I am part of a therapy group for trauma survivors; I have been for about a year and a half. I know that therapists often tout the benefits of group work for survivors but it is only recently that I really saw it for myself. This week I had an “aha” moment witnessing and offering words of encouragement to a troubled group member and the effect was profound for me.
My group therapist is fond of stating the benefits of telling one’s story to other “hearts with ears”. And no doubt I have healed some from having others listen to me; but I found that it was in seeing myself (as if in a mirror) in another group members situation that drove home a point that I was not internalizing before.
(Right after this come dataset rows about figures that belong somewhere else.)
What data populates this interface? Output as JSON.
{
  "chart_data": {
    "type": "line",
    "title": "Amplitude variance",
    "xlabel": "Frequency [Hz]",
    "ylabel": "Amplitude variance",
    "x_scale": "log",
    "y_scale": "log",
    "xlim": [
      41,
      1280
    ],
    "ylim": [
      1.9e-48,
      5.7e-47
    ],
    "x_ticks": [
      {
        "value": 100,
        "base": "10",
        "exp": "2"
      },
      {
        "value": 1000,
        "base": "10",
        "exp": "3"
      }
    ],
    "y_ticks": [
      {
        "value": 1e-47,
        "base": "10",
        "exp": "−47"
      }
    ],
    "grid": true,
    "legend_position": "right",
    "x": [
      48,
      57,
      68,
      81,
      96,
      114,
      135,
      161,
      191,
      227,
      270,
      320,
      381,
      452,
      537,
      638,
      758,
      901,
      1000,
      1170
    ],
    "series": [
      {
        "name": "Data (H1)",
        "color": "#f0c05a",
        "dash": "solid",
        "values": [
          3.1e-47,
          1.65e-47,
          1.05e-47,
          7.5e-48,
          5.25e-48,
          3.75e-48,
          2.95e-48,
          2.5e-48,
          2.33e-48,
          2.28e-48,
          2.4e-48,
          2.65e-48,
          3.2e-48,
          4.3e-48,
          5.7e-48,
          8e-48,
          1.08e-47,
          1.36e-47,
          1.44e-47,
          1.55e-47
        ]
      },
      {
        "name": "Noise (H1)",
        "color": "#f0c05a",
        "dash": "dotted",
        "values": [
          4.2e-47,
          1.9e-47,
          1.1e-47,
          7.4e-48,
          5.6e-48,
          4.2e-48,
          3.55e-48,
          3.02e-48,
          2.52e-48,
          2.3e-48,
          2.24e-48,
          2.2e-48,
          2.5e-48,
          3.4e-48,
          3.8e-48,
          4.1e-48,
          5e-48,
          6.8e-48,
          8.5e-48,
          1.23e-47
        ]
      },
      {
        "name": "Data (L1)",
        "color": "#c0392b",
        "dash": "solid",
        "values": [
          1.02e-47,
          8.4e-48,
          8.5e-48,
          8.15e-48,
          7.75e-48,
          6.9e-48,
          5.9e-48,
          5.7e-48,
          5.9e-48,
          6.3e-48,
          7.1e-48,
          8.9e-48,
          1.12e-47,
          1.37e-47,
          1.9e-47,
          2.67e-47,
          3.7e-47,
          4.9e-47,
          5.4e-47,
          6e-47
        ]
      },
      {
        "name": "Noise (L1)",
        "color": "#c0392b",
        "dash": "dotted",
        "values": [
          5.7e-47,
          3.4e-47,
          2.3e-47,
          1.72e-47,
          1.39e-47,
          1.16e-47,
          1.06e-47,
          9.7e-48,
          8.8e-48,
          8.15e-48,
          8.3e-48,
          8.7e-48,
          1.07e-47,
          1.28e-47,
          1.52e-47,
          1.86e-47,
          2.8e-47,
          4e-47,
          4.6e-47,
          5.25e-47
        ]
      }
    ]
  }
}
This week, one group member was struggling with profound feelings of self harm and hopelessness. She does not see the intrinsic value of her being and doesn’t want to continue safeguarding and nurturing herself. I offered words of caring for her – just as she is – and found myself telling/asking if she could go through the motions of taking care of herself ‘as if” she did believe herself worthy. I assured her she is worthy and someday, if she continues nurturing herself now, she will also come to see that. It is her tremendously battered sense of self that is incapable of seeing what was never validated for her.
As I sat back, hurting for her and listening to her despair and self loathing, I was struck with how ironic those words of encouragement were, coming from me. For I am also currently struggling to believe in my intrinsic worthiness. My struggle does not center around keeping myself safe and alive but rather mine is around my worthiness to attract and maintain the love of another all my own. And like her, I have resigned myself to manifesting less than desirable results.
I learned at an early age that I was to be a secret. Incest is all about secret relationships. As I grew, I evolved into a woman that profoundly questions whether monogamy is viable or possible and I also found myself in situations in which i was a secret and/or not the single love interest of another. Married men, swingers, polyamourous types – these were who I settled for. I have been doing deep work trying to figure out what it is that I truly want insofar as a love relationship. And I am coming to the conclusion that it is looks fairly typically monogamous. Why then, did I settle for non monogamous, taboo relationships? Simple. the answer is because I did not believe I deserved or warranted better.
I am not so different from my group member that feels like giving up and hurting herself. I have been giving up and not even looking for a love all my own. Just as she feels that that is her bad luck in life to be born so mistreated and unworthy; so was I accepting an erroneous premise that it was ‘just not in my stars’ to find a monogamous love all my own that treats me respectfully and celebrates me. I accepted being the side dish, the mistress. My peer feels unworthy and so do I. I need to take my own advice. No matter that my therapist had told me as much, it was not until I saw myself in my group members words and attitude, that I recognized the faulty lie running the show for both of us.
I made these connections earlier this week and today acted on it. I set a boundary with someone I had engaged with sexually that was not offering what I wanted in the long run. And a good discussion ensued. The other person agreed that perhaps we were not going about things in a correct way and we agreed to take things down several notches and just get to know each other platonically for now. It was great to have seen that we were kind of thinking along similar lines. I am proud of myself for safeguarding my wellbeing and implementing boundaries for emotional and sexual safety. Major props for stepping up. And much gratitude to my group member whose openness in sharing how she was struggling, helped me make this connection.